While some have doubled down on calls for reducing meat consumption, so far the most visible response has been a huge wave of innovation in a variety of what are now being called “alternative proteins.” Designed to capture the “flexitarian” market, these include insect-based foods, protein-rich “superfoods,” simulated plant-based meat and dairy substitutes, and cellular/bioengineered meat.
Their rapid development begs two crucial questions, however. How did protein become the macronutrient of concern to begin? Will protein’s new substantiations be any more nutritious and ecological than that which it substitutes?
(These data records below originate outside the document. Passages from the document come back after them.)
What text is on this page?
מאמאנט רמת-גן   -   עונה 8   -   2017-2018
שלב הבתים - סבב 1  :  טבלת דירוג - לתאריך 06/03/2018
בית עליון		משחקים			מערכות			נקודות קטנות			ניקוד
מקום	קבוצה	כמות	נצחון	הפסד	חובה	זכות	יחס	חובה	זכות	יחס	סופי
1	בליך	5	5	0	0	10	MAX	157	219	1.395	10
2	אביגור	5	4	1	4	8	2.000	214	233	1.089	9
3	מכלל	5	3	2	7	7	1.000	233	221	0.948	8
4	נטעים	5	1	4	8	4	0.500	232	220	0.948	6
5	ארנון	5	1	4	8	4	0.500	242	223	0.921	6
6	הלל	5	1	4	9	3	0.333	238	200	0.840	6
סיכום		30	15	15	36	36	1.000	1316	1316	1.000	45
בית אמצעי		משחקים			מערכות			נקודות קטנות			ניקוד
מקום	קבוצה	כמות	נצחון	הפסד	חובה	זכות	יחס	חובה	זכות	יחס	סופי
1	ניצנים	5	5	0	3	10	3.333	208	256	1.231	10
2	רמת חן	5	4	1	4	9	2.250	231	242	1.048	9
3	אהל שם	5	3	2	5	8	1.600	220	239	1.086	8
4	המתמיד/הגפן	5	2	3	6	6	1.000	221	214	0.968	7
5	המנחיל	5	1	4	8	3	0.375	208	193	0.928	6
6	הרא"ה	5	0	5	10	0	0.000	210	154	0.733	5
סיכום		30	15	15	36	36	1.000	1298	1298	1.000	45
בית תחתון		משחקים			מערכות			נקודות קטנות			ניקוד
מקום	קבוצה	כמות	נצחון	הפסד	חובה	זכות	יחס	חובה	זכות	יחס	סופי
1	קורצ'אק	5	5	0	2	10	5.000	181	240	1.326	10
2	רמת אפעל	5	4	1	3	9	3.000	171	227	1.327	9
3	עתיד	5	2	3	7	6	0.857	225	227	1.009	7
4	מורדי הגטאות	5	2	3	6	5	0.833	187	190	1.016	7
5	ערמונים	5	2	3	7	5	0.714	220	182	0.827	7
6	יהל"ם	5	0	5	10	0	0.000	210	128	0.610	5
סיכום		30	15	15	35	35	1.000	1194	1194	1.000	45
In this talk, Guthman will elaborate on what is being done in the name of protein and provide provisional answers to these questions.
Professor Julie Guthman
Professor of Social Sciences
Julie Guthman is a Professor of Social Sciences at the University of California, Santa Cruz, where she teaches multiple courses on the politics of food and agriculture. She holds a PhD in geography from UC Berkeley.
With a research emphasis on the conditions of possibility for food system transformation in the US, her prior publications include two multi-award winning monographs, an edited collection, and over forty articles in peer-reviewed journals. Her latest book, Wilted: Pathogens, Chemicals, and the Fragile Future of the Strawberry Industry (University of California Press) was just released in summer of 2019. Her research and writing has been supported by the National Science Foundation, the USDA, the John Simon Guggenheim Foundation, the Radcliffe Institute for Advanced Study, and the Rockefeller Foundation Bellagio Center.
In addition, she is a recipient of the Excellence in Research Award from the Agriculture, Food and Human Values Society. She is currently heading up the AFTeR Project, a multi-campus collaboration of the University of California exploring how the emerging Food Tech and Ag Tech sectors are taking shape, what problems they aim to solve, and what kind of food system futures they envision.